Business reporter
President Donald Trump has signed an agreement to eliminate some trade barriers between the UK and the US.
The move comes into effect for parts of the agreement agreed between the two countries last month and the tariffs on the UK cars are passed to the US.
It comes after weeks of weeks to implement parts of the contract, which protects British affairs from the influence of Trump’s tariff.
But this agreement includes 10% levy on most UK goods, including cars and is not expected to remove the fee on steel imports.
Speaking at the G7 Summit in Canada, Prime Minister Sir Keer Storm called the move to be a “very important day” for both countries.
The agreement, which was agreed early in last month, was the first time the White House was announced since it was imposed on a wide range of tariffs on various goods entering the US early this year.
Trump has increased the tax on goods entering the US in a series of Rapid-Fire announcements in an attempt to encourage businesses and customers to buy more American-made goods.
This sparked economic turmoil and warning around the world, including the UK, where car manufacturers and steel manufacturers rely on the US as an important site for exports.
Car duty
In the order signed by Trump on Monday, the US said it would allow 10% of the US to target 10% of the US, according to the rules described in May, rather than the 25% import tax imposed on all car imports earlier this year.
The order states that the US steel and aluminum will establish a similar system, but have not specified what it is.
Asked if the steel tariffs were cut to the UK, a major part of the original tariff agreement, the US president said, “We will allow you to have that information.”
The UK government has said that “it will” continue “to” continue to progress to 0% tariffs on core steel products as agreed.
The US tax on the UK imports of steel and aluminum is currently 25%.
Early this month, when Britain remains temporarily Trump declared steel tariff for doubling up to 50%.
But if the government is unable to agree to the agreement with the US by July 9, the UK may increase taxes.
According to the current rules, to qualify for exemption, the steel should be “dissolved” in an imported country.
Last year, Tata Steel stopped its explosion furnaces and was transformed into an electric furnace, which was importing steel from abroad.
“Obviously we have done some more work,” Transport Secretary Heidi Alexander told BBC.
“We are working through some technical details around the steel, because we want to bring the 25% tariff applied at this time.”
Monday’s order agreed to remove the tariffs on certain types of aerospace products.
Sir Keer said the agreement was “adapting on car tariffs and aerospace” and described the deal as a “symbol of energy” between Britain and the US.
In response to the question of future tariffs, the UK said “well protected.” “Why do you know? Because I like them,” he said.
The US-UK tariff agreement will come into effect seven days after its official announcement.
Mike Hawes, chief executive of the Society of Motor Manufacturers and Merchants, representing the UK car manufacturers, said it was “huge courage” to the sector.
He told the BBC’s Today program that the “low” exports of British cars were taken to the US as the industry waited to accept the agreement.
On Monday, JLR, a UK car manufacturer owned by India’s Tata Motors, reduced its earnings for the US in April due to tariffs.
Mr Haes said: “UK exports to the US have never been a threat to US production.
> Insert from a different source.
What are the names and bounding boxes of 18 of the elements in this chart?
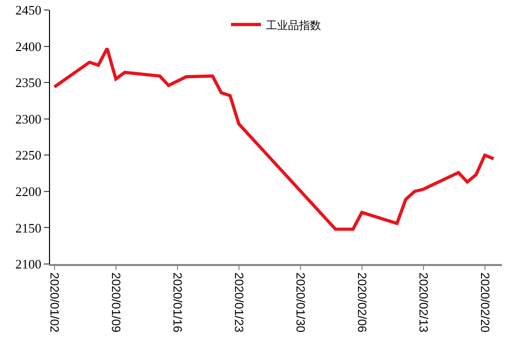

Last year, we only exported 100,000 – these are small quantities, high -value goods, so it is not the type of manufactured in the US.”
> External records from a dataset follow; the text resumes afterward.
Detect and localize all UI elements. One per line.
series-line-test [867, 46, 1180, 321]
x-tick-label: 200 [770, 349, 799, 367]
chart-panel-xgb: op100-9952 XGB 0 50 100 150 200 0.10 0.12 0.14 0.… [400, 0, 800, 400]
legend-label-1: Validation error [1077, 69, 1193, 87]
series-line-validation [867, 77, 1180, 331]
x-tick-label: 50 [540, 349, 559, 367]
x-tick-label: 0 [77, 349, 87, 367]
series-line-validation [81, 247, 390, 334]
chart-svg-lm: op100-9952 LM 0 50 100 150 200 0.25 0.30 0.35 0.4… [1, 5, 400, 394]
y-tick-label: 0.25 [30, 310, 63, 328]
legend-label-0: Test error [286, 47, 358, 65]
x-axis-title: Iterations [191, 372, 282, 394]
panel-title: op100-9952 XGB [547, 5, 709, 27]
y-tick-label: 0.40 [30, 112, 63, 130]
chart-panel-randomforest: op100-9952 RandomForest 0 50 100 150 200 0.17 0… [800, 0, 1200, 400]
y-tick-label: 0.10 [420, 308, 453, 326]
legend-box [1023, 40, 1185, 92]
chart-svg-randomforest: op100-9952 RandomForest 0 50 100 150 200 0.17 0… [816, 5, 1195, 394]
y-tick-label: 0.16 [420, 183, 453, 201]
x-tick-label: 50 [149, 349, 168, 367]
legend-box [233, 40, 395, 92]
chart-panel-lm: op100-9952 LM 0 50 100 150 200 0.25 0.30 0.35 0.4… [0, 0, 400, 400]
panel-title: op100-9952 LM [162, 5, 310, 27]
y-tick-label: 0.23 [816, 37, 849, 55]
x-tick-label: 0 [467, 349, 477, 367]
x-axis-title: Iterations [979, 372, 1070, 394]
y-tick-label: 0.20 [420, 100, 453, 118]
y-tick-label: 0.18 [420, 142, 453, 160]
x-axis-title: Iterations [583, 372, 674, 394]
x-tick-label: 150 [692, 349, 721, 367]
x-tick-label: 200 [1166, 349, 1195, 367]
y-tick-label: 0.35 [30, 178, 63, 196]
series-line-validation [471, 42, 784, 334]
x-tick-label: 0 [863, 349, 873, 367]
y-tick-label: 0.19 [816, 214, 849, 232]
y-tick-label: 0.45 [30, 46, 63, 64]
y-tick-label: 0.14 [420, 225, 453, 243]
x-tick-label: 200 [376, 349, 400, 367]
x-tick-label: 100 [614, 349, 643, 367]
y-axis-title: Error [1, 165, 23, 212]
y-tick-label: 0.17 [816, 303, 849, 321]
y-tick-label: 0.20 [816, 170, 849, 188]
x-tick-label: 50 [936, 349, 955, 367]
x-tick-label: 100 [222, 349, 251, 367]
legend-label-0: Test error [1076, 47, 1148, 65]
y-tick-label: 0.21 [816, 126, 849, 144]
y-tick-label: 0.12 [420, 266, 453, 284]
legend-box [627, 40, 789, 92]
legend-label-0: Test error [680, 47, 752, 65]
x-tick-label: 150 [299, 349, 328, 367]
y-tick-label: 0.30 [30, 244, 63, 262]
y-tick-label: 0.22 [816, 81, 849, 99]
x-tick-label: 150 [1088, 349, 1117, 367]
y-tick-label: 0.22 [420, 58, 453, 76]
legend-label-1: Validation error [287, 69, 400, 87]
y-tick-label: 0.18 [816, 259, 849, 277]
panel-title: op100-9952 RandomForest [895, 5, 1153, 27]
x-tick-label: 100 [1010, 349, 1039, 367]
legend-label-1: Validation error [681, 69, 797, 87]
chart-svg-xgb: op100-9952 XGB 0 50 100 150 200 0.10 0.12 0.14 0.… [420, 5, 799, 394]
The car transport to the US has already experienced 2.5% tariffs, which means that if the deal is not reached, the UK export will be taxed by 27.5%.
10% of tariffs said, “Mr Haes will give UK manufacturers some competitive edge, because their competitors are from Italy or some are from Germany, which is still subject to 27.5% of tariffs.”

Business and Business Secretary Jonathan Renolds said:
US beef exports to the UK historically subject to 20% of the quota of 1,000 tonnes. According to the rules shared last month, the UK agreed to scrap this tariff and raise the quota to 13,000 tonnes.
But the UK government has insisted that there is no weakening of food standards and that any US beef is required to meet the imported food safety requirements.
Not free-business agreement
The Minister has praised the US agreement with the European Union and India’s trade agreements.
But the US agreement is more limited than the full-fat trade agreement, which has long been discussed in Downing Street. The scope signed on Monday is more restricted than the general rules of the agreement as described last month.
Trump has previously announced that the tariff agreement is a “major trade agreement”, but it is not. The US president does not have the authority to sign free-business agreements without the approval of the Congress.
The deal has been the target of opposition parties in the UK. Conservative Party leader Kemi Badenoch has called it a “small tariff agreement.”